D’ailleurs, le refus du maillot «floqué» de la RS Berkane n’était pas seulement prévisible mais d’une forte probabilité, vu le caractère manifestement antiréglementaire. Je ne souhaite pas entrer dans un procès d’intention mais je m’aventure à soutenir que c’est parce qu’elle pressentait cela que la RS Berkane a pris la précaution de demander l’homologation «factice» par la CAF et c’est aussi pour créer le blocage qu’elle n’a pas prévu un maillot de substitution. 

2-L’irrésistibilité : qui ne peut être surmonté. Or en l’espèce, cet évènement/obstacle aurait été surmonté si la RS Berkane s’était conformée à la réglementation et avait ramené un maillot de substitution. De surcroît, il faut préciser que cet évènement/obstacle a été surmonté par la FAF qui avait préparé pour tous les joueurs de la RS Berkane une tenue identique extirpée de l’insigne litigieux. Ainsi cet évènement a été surmonté. 

Fait extérieur échappant au contrôle de la personne concernée : l’absence du maillot n’est pas extérieure à la RS- Berkane. C’est Berkane qui a pris la décision de venir avec un maillot anti-réglementaire et n’a pas prévu un maillot de substitution et refusé de jouer avec un maillot totalement identique fourni gracieusement par la FAF. 

Enfin, je dois préciser que les trois conditions sont cumulatives, c’est alors qu’elles doivent être réunies en même temps.

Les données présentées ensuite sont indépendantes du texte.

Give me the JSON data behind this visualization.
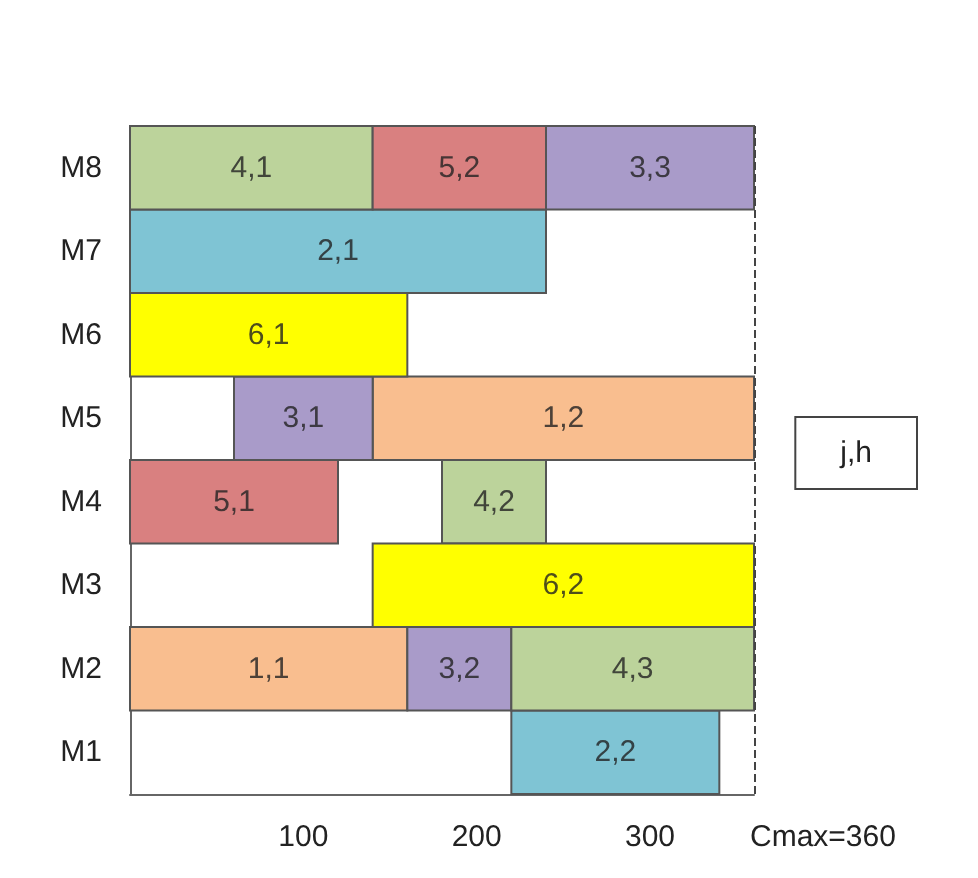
{
  "chart_data": {
    "type": "bar",
    "orientation": "horizontal",
    "categories": [
      "M8",
      "M7",
      "M6",
      "M5",
      "M4",
      "M3",
      "M2",
      "M1"
    ],
    "series": [
      {
        "color": "#f9be8f",
        "base": [
          null,
          null,
          null,
          140,
          null,
          null,
          0,
          null
        ],
        "values": [
          null,
          null,
          null,
          220,
          null,
          null,
          160,
          null
        ]
      },
      {
        "color": "#7fc4d4",
        "base": [
          null,
          0,
          null,
          null,
          null,
          null,
          null,
          220
        ],
        "values": [
          null,
          240,
          null,
          null,
          null,
          null,
          null,
          120
        ]
      },
      {
        "color": "#a99bc9",
        "base": [
          240,
          null,
          null,
          60,
          null,
          null,
          160,
          null
        ],
        "values": [
          120,
          null,
          null,
          80,
          null,
          null,
          60,
          null
        ]
      },
      {
        "color": "#bcd39b",
        "base": [
          0,
          null,
          null,
          null,
          180,
          null,
          220,
          null
        ],
        "values": [
          140,
          null,
          null,
          null,
          60,
          null,
          140,
          null
        ]
      },
      {
        "color": "#d98080",
        "base": [
          140,
          null,
          null,
          null,
          0,
          null,
          null,
          null
        ],
        "values": [
          100,
          null,
          null,
          null,
          120,
          null,
          null,
          null
        ]
      },
      {
        "color": "#ffff00",
        "base": [
          null,
          null,
          0,
          null,
          null,
          140,
          null,
          null
        ],
        "values": [
          null,
          null,
          160,
          null,
          null,
          220,
          null,
          null
        ]
      }
    ],
    "xlim": [
      0,
      360
    ],
    "xticks": [
      100,
      200,
      300
    ],
    "ref_lines": [
      {
        "axis": "x",
        "value": 360,
        "label": "Cmax=360",
        "line_style": "dashed"
      }
    ],
    "annotations": [
      "j,h",
      {
        "text": "1,2",
        "x": 250,
        "y": "M5"
      },
      {
        "text": "1,1",
        "x": 80,
        "y": "M2"
      },
      {
        "text": "2,1",
        "x": 120,
        "y": "M7"
      },
      {
        "text": "2,2",
        "x": 280,
        "y": "M1"
      },
      {
        "text": "3,3",
        "x": 300,
        "y": "M8"
      },
      {
        "text": "3,1",
        "x": 100,
        "y": "M5"
      },
      {
        "text": "3,2",
        "x": 190,
        "y": "M2"
      },
      {
        "text": "4,1",
        "x": 70,
        "y": "M8"
      },
      {
        "text": "4,2",
        "x": 210,
        "y": "M4"
      },
      {
        "text": "4,3",
        "x": 290,
        "y": "M2"
      },
      {
        "text": "5,2",
        "x": 190,
        "y": "M8"
      },
      {
        "text": "5,1",
        "x": 60,
        "y": "M4"
      },
      {
        "text": "6,1",
        "x": 80,
        "y": "M6"
      },
      {
        "text": "6,2",
        "x": 250,
        "y": "M3"
      }
    ],
    "grid": false
  }
}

Concrètement, si un des trois éléments, même en cas de réunion des deux autres, l’événement en question n’est plus une force majeure.

  • On soutient ici et là que la douane n’était pas en droit de saisir le maillot en question et, par conséquent, elle est à l’origine de la crise. Qu’en pensez-vous ?

Oui, il y a un petit jeu de mots qui consisterait à dire que c’est la saisie par la douane qui est à l’origine de l’indisponibilité de la tenue est une force majeure.  Mais le raisonnement tenu ci-dessus ne change pas car même cette saisie était prévisible, vu le caractère anti-réglementaire du maillot, elle aurait pu être surmontée par une tenue de substitution qui est règlementairement obligatoire, et a été surmontée par la tenue de substitution offerte par la FAF.

  • Mais si la faute incombe aux douanes algériennes, pourquoi pénaliser l’USMA par un forfait ?

En effet ! La force majeure étant un fait extérieur indépendant de la volonté de l’USMA et de la RS Berkane, il est totalement injuste que l’USMA assume la responsabilité d’un acte qu’elle n’a pas pris. Les conséquences d’une «force majeure», indépendante des parties, doivent être reparties équitablement entre celles-ci. La CAF aurait été bien avisée d’ordonner que le match soit rejoué avec ou sans le maillot litigieux.

  • On reproche à la partie algérienne d’avoir politisé en s’étant opposée à l’utilisation d’un maillot intégrant le Sahara occidental dans le territoire marocain. Qu’en pensez-vous ?

Le problème n’est pas d’ordre politique mais règlementaire. La RSBerkane n’a pas le droit de porter un maillot d’un territoire, point barre. Qu’il représente le Sahara, l’entité sioniste ou le Guatemala, il n y a pas lieu d’entrer dans les supputations politiques.  M.-F. G.